Um diesem gesetzlichen Auftrag nachkommen zu können, schafft der Kreis deshalb mit Hochdruck zusätzliche Plätze. Laut dem Bundesamt für Migration und der Europäischen Asylbehörde ist damit zu rechnen, dass der Migrationsdruck und somit die Zuweisungszahlen im Laufe des Jahres noch steigen werden.
Derzeit betreibt und betreut der Kreis bereits rund 100 Unterkünfte mit insgesamt knapp 2.500 Plätzen, wie Landrat Jan Weckler mitteilt: „Um die hohen Zuweisungszahlen weiterhin für die Städte und Gemeinden abpuffern zu können, schaffen wir zusätzliche Plätze – obwohl wir dabei zunehmend an die Grenzen des Machbaren stoßen.“
Viele Landkreise in Deutschland weisen Geflüchtete direkt an Städte und Gemeinden zu. Auch in Hessen verfahren mittlerweile zunehmend Landkreise nach dem Hessischen Landesaufnahmegesetz: Dann werden alle Flüchtlinge direkt nach Quote den Städten und Gemeinden zugewiesen, die die Unterbringung selbstständig organisieren müssen.
Der Kreis unterstützt dann vor allem finanziell. Im Wetteraukreis werden bisher nur die Kriegsflüchtlinge aus der Ukraine an die Städte und Gemeinden verteilt, während der Wetteraukreis die Flüchtlinge aus weltweiten Krisengebieten unterbringt.

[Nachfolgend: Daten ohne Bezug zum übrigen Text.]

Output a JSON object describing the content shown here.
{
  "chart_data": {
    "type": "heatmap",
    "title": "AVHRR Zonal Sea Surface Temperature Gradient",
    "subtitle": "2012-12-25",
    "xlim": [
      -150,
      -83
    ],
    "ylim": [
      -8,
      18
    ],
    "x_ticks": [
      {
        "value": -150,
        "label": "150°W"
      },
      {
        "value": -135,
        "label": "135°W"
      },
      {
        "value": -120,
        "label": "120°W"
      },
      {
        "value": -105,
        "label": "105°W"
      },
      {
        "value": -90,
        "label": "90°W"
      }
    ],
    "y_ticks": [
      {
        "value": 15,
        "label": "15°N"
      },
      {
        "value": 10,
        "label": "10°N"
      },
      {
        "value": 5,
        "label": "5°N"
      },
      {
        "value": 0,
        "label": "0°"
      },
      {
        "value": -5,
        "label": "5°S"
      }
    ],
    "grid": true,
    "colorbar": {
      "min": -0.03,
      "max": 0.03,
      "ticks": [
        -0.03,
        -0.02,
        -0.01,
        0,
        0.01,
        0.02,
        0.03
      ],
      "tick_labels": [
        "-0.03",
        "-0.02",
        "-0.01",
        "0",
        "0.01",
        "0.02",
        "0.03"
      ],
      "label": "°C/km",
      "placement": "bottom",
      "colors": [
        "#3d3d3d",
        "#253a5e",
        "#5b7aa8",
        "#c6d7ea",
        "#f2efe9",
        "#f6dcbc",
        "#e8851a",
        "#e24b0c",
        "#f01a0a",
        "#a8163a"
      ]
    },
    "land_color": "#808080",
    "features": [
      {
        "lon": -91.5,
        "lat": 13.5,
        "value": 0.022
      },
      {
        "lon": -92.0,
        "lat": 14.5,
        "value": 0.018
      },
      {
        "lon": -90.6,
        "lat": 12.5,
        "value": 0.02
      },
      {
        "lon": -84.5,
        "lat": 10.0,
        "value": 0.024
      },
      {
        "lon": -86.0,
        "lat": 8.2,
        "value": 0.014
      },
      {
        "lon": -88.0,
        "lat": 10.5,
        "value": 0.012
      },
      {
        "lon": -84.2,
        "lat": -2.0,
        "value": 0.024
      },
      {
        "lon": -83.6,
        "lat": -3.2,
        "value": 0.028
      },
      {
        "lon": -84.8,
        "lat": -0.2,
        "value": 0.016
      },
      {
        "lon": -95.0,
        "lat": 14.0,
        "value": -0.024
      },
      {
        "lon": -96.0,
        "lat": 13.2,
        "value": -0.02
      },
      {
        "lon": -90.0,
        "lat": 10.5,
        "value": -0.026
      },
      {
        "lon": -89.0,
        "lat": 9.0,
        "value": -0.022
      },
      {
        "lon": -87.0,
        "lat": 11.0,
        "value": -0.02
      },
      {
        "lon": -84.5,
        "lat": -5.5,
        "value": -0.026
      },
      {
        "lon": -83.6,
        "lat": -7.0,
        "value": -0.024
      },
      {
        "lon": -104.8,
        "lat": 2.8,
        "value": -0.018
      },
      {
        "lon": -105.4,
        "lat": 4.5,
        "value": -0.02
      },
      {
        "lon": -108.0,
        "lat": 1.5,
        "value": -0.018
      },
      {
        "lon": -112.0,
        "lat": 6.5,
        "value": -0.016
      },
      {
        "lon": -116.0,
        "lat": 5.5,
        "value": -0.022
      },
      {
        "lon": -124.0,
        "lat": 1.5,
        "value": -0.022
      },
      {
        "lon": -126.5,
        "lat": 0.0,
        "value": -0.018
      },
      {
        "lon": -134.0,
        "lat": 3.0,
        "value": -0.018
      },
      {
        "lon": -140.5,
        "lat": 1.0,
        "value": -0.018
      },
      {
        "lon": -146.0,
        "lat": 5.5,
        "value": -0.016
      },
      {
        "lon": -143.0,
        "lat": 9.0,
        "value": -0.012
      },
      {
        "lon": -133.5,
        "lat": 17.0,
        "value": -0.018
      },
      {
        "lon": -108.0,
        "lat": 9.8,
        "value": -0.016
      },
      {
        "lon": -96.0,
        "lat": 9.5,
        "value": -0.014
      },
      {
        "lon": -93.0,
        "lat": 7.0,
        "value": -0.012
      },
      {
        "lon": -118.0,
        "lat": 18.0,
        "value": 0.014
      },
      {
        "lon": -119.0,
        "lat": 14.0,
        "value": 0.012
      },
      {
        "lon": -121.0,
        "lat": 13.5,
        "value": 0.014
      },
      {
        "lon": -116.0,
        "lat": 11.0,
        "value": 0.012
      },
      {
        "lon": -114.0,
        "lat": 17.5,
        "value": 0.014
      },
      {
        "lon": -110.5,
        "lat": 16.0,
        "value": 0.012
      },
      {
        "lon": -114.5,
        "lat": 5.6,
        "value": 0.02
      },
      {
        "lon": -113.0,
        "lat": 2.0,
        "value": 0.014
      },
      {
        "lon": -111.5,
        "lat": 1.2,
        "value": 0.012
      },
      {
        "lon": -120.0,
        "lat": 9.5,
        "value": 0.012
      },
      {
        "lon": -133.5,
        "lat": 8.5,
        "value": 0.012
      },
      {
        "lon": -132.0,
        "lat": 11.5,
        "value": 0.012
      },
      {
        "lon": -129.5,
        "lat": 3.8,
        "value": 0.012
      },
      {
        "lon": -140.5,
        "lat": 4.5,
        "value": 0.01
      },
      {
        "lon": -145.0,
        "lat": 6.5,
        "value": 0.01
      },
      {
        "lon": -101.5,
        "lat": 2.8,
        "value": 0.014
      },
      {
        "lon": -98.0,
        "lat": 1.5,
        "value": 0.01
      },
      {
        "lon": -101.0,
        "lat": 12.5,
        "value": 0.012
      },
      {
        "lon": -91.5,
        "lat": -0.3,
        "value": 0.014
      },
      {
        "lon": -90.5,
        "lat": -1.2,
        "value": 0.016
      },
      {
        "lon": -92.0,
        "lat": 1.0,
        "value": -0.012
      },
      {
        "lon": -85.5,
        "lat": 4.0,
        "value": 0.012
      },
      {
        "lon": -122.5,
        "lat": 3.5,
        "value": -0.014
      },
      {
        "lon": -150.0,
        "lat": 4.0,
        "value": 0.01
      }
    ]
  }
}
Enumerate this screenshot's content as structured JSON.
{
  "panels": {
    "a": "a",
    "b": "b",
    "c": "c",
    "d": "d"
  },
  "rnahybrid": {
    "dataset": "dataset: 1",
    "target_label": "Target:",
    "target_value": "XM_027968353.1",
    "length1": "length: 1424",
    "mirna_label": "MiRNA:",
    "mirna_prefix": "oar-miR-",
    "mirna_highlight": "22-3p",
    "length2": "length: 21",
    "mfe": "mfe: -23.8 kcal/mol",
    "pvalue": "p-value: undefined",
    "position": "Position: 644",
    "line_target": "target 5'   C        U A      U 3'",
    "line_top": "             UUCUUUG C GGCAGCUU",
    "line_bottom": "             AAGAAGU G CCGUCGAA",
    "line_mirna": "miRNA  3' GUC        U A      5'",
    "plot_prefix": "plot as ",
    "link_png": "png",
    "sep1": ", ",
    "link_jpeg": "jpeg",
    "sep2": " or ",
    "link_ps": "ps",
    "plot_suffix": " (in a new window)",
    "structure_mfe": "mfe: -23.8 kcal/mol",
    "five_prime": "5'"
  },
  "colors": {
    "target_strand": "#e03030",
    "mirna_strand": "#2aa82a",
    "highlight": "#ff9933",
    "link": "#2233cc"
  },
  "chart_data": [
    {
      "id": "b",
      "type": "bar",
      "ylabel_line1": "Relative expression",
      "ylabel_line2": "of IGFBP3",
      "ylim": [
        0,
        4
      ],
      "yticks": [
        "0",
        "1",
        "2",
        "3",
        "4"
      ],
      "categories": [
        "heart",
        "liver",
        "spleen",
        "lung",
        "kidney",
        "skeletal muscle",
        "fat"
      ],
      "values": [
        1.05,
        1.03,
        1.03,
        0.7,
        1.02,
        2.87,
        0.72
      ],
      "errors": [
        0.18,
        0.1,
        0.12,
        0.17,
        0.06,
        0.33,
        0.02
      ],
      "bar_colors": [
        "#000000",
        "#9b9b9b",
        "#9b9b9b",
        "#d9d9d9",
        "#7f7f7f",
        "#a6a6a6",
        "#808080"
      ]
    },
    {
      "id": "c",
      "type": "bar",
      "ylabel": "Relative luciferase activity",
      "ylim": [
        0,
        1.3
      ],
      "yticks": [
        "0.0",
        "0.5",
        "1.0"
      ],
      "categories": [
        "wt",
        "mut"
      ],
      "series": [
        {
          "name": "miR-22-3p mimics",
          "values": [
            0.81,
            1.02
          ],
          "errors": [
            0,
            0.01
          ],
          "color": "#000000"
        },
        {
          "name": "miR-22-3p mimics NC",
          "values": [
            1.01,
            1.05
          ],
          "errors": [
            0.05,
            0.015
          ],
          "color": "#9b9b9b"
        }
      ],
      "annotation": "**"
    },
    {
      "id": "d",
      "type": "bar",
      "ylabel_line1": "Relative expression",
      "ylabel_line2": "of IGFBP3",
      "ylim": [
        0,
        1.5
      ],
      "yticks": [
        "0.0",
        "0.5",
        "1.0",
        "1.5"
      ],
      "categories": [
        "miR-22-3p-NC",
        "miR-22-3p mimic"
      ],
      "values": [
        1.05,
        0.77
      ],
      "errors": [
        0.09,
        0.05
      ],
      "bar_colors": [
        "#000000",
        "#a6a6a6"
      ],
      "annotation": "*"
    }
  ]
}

„Derzeit wenden wir das Landesaufnahmegesetz bei den Geflüchteten aus weltweiten Krisengebieten faktisch nicht an, um die Städte und Gemeinden zu entlasten.
Wir schaffen weiter unter Hochdruck und weit über die Belastungsgrenze hinaus Unterkünfte – auch wenn wir bei etwa 100 Unterkünften inzwischen auch hinsichtlich der Administrierbarkeit an der Grenze sind“, erklärt Landrat Jan Weckler.
Standorte für drei Leichtbauhallen
Mit Blick auf die massiv steigenden Flüchtlingszahlen hat der Kreis bereits im vergangenen Jahr Leichtbauhallenmodule beschafft, die Platz für insgesamt 500 Menschen bieten.
Bei den Stellflächen ist der Landkreis auf die Kooperation mit den Städten und Gemeinden angewiesen, da der Landkreis selbst außer Schulen kaum eigene Flächen besitzt. Die ersten drei Standorte für Leichtbauhallen stehen nun fest, der Bau erfolgt in enger Abstimmung mit den Kommunen, die die Grundstücke zur Verfügung stellen:
Eine Leichtbauhalle mit rund 60 Bettenplätzen wird auf einer Freifläche am Rosbacher Bahnhof gebaut. Derzeit wird mit einer Belegung im dritten Quartal 2023 gerechnet.
Eine weitere Leichtbauhalle entsteht neben der bestehenden Container-Unterkunft der Gemeinde am Ortsrand von Wöllstadt in Richtung Okarben. Auch hier sind rund 60 Bettenplätze geplant, die Belegung erfolgt voraussichtlich im dritten Quartal.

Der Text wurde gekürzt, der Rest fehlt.